To improve data quality, PCMasterPro implements a PPK post-processing solution that automatically reduces errors associated with GPS and INS, allowing for position accuracy of about 0.5 cm, Heading accuracy of 0.03 o, Pitch/Roll accuracy of 0.006 o, Figure 4 [9].
Figure 4. Accuracy of orientation and position angles.
Thus, the combination of INS and LiDAR produces a georeferenced point cloud, making it possible to use LiDAR for mapping, monitoring, etc.
Before using RESEPI Payload, the user must have a drone and flight license, a base station, and a PCMasterPro software license for data processing [10].
Conclusions
Despite LiDAR’s ability to accurately determine distances, it cannot provide georeferenced data without an inertial navigation system. In this case, it can only operate in a local coordinate system as a laser rangefinder or using SLAM technology to construct a map in an unknown space.

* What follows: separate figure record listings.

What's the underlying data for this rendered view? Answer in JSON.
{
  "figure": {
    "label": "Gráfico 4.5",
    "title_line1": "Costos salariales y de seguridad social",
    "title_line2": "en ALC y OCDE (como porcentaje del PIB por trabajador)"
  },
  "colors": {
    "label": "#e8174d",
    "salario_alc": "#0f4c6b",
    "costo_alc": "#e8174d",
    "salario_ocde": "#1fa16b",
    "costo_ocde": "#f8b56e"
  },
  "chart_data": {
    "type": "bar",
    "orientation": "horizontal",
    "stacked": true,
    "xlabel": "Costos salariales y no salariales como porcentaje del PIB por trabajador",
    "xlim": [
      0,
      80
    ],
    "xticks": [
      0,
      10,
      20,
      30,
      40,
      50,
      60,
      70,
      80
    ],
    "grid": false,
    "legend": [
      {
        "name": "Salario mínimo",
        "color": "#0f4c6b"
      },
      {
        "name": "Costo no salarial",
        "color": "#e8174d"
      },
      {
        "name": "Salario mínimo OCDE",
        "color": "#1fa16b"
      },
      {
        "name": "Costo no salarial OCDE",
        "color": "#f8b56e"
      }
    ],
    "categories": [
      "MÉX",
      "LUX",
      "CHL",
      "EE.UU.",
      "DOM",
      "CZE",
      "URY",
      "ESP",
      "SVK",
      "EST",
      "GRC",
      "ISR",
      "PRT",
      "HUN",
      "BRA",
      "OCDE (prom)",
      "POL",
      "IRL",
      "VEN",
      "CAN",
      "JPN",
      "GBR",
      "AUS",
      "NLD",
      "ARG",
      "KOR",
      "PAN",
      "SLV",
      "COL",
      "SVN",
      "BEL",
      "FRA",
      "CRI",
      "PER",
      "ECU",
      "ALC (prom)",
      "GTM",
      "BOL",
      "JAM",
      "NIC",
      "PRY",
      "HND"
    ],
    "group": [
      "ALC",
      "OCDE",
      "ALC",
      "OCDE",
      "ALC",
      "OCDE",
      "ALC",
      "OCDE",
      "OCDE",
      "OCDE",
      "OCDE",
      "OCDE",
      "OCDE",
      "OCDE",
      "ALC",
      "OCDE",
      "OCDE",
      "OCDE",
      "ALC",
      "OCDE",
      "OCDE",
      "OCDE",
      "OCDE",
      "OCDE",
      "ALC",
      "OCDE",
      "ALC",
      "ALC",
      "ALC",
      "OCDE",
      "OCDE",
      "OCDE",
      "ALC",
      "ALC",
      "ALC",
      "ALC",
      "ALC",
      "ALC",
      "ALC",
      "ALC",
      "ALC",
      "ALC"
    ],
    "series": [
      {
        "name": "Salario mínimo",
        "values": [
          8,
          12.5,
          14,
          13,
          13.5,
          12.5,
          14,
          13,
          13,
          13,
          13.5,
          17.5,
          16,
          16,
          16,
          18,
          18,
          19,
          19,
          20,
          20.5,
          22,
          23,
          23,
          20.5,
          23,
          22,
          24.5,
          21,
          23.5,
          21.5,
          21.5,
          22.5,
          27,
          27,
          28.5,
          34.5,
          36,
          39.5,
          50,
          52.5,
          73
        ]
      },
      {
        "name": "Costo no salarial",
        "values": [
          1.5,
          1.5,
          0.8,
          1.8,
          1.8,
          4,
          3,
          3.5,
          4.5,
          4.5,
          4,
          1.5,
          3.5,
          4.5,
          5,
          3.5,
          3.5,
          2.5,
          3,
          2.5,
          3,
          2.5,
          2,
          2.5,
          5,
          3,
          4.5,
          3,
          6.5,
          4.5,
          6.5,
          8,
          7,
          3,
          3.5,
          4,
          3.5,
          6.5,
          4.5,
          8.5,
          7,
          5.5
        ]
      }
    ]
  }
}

Without LiDAR orientation and coordinates on the Earth, obtaining a geo-referenced point cloud is impossible. Therefore, the LiDAR is complexed by the INS, which determines the tilt angles, velocities, and coordinates of the LiDAR. This ensures that each point in the point cloud has the coordinates of a geographic coordinate system. During the mission, the system collects data, which is then post-processed to georeference and improve accuracy to 5 mm.
Whether it is hardware or software needs, RESEPI from Inertial Labs offers solutions to produce accurate and precise point clouds. With RESEPI Payload, the user can create accurate centimeter point clouds with a map projection of coordinates.
Reference
[1] Wikipedia Contributors. “Simultaneous Localization and Mapping.” Wikipedia, Wikimedia Foundation, 8 July 2019, en.wikipedia.org/wiki/Simultaneous_localization_and_mapping.
[2] Wikipedia Contributors. “Inertial Navigation System.” Wikipedia, Wikimedia Foundation, 21 May 2019, en.wikipedia.org/wiki/Inertial_navigation_system.
[3] Wikipedia Contributors. “Kalman Filter.” Wikipedia, Wikimedia Foundation, 27 Mar. 2019, en.wikipedia.org/wiki/Kalman_filter.
[4] High Performance Advanced MEMS Inertial Measurement Units.
[5] Bang, Ki, et al. LiDAR System Calibration Using Point Cloud Coordinates in Overlapping Strips. American Society for Photogrammetry and Remote Sensing Annual Conference. 2009, pp. 2009–2010.
[6] “Universal Transverse Mercator Coordinate System.” Wikipedia, 10 May 2021, en.wikipedia.org/wiki/Universal_Transverse_Mercator_coordinate_system.
[7] “RESEPI – LiDAR Payload & SLAM Solutions.” RESEPI, 12 July 2024, lidarpayload.com/. Accessed 26 Aug. 2024.
[8] Inertial Labs. “RESEPI Quick-Start Guide – Setting up Your LiDAR Survey System and PCMaster – Inertial Labs.” YouTube, 4 Aug. 2022, youtu.be/AygQTBVNrKw. Accessed 3 June 2024.
[9] “RESEPI Velodyne VLP-32C.” RESEPI, 28 Mar. 2024, lidarpayload.com/home/resepi-velodyne-vlp-32c/. Accessed 26 Aug. 2024.
[10] “Buy Reach RS2+ | Buy Multi-Band RTK GNSS Receiver.” Emlid Store US, store.emlid.com/products/reach-rs2-plus?variant=47253689467185. Accessed 3 June 2024.